Lissabon ist in, auch und gerade als Metropole der Literaten. Nach José Cardoso Pires (Lissabonner Logbuch) und Antonio Tabucchi (Lissabonner Requiem) haben sich nun auch deutsche Autoren auf literarische Streifzüge an die Tejomündung begeben. Allen voran Werner Herzog. Sein 2002 erschienenes Buch wurde schon in der Portugal-Post 23 in meinem Aufsatz "Bücher, die durch Lissabon führen" gewürdigt. In diesem Jahr sind es gleich zwei neue literarische Führer: Claus-Günter Franks Entdeckungen in Portugals Metropole, das wir in der letzten Portugal-Post vorgestellt haben, und die soeben erschienenen Lissabonner Impressionen von Sabine Scholl. Das Schöne und Bemerkenswerte ist nun, dass die drei Bücher so unterschiedlich in ihrer Ausrichtung sind, dass sie sich gegenseitig nichts nehmen, sondern eher ergänzen.

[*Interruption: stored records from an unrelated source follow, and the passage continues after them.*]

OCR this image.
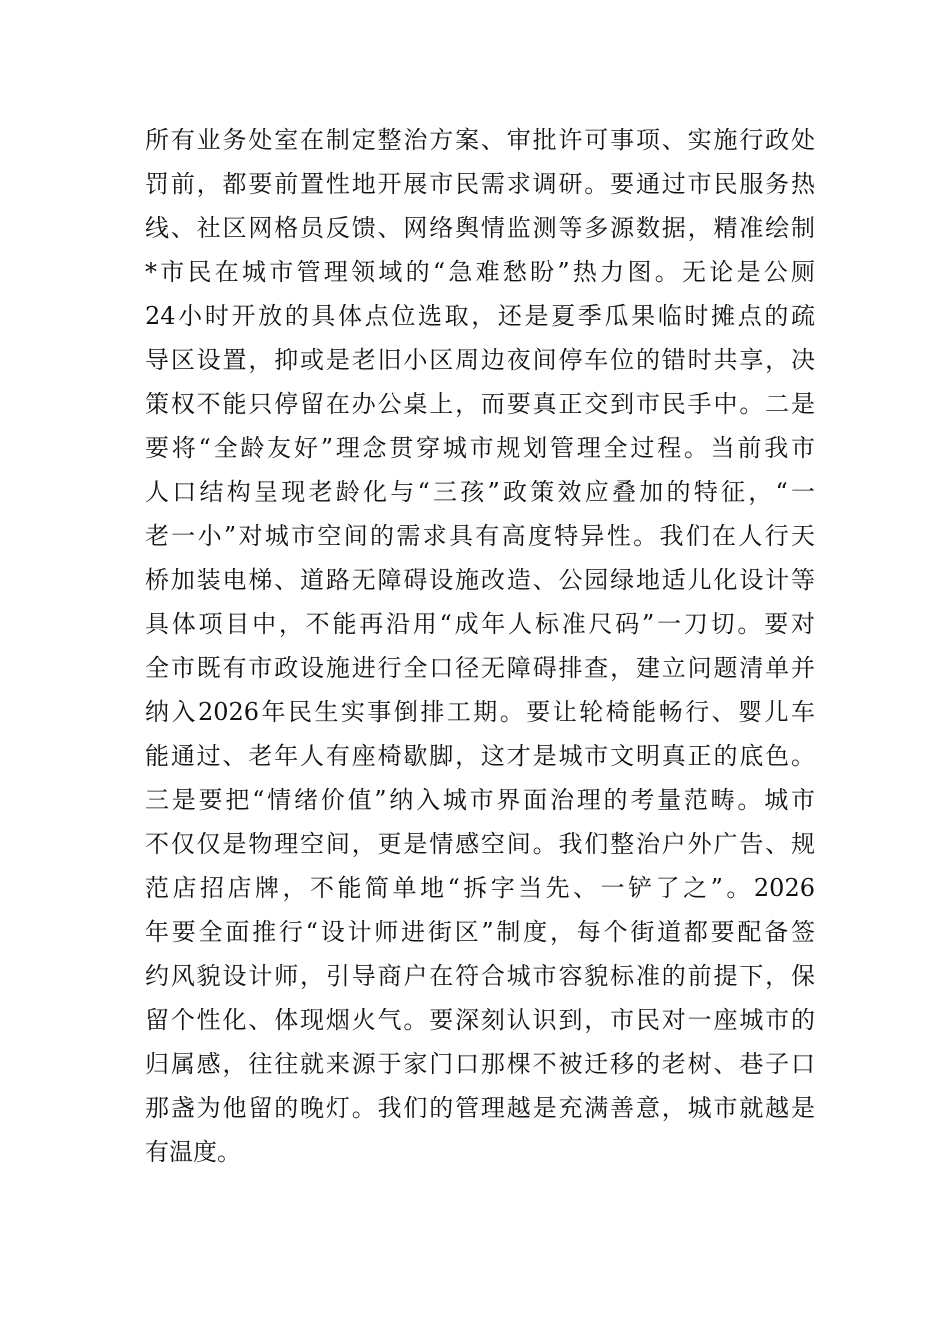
所有业务处室在制定整治方案、审批许可事项、实施行政处
罚前，都要前置性地开展市民需求调研。要通过市民服务热
线、社区网格员反馈、网络舆情监测等多源数据，精准绘制
*市民在城市管理领域的“急难愁盼”热力图。无论是公厕
24小时开放的具体点位选取，还是夏季瓜果临时摊点的疏
导区设置，抑或是老旧小区周边夜间停车位的错时共享，决
策权不能只停留在办公桌上，而要真正交到市民手中。二是
要将“全龄友好”理念贯穿城市规划管理全过程。当前我市
人口结构呈现老龄化与“三孩”政策效应叠加的特征，“一
老一小”对城市空间的需求具有高度特异性。我们在人行天
桥加装电梯、道路无障碍设施改造、公园绿地适儿化设计等
具体项目中，不能再沿用“成年人标准尺码”一刀切。要对
全市既有市政设施进行全口径无障碍排查，建立问题清单并
纳入2026年民生实事倒排工期。要让轮椅能畅行、婴儿车
能通过、老年人有座椅歇脚，这才是城市文明真正的底色。
三是要把“情绪价值”纳入城市界面治理的考量范畴。城市
不仅仅是物理空间，更是情感空间。我们整治户外广告、规
范店招店牌，不能简单地“拆字当先、一铲了之”。2026
年要全面推行“设计师进街区”制度，每个街道都要配备签
约风貌设计师，引导商户在符合城市容貌标准的前提下，保
留个性化、体现烟火气。要深刻认识到，市民对一座城市的
归属感，往往就来源于家门口那棵不被迁移的老树、巷子口
那盏为他留的晚灯。我们的管理越是充满善意，城市就越是
有温度。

Sabine Scholl, ehemalige Dozentin an der Universität Aveiro, steht sozusagen zwischen ihren beiden Vorgängern. Sie geht zwar auch auf einzelne Lokalitäten und ihre Bedeutung für bestimmte Autoren und Zeitphänomene ein, bastelt daraus aber keine systematischen Spaziergänge. Dafür gibt es eine Reihe von Exkursen in Portugals Geschichte hin bis zum heutigen Tag, die dem Leser ein geistiges Bild Portugals vermitteln sollen. Hier ist vieles treffend gesehen, vor allem in den beiden ersten Kapiteln ("Warum Lissabon?" und "Navigationen - Lissabon im Blick der anderen"). Daneben gibt es ausführliche Exkurse zu Portugals literarischen Größen (Camões, Eça, Pessoa, Saramago, Lobo Antunes, Lídia Jorge). Für denjenigen, der ihre Werke gelesen hat, sind die teilweise überlangen Inhaltsangaben jedoch weniger interessant.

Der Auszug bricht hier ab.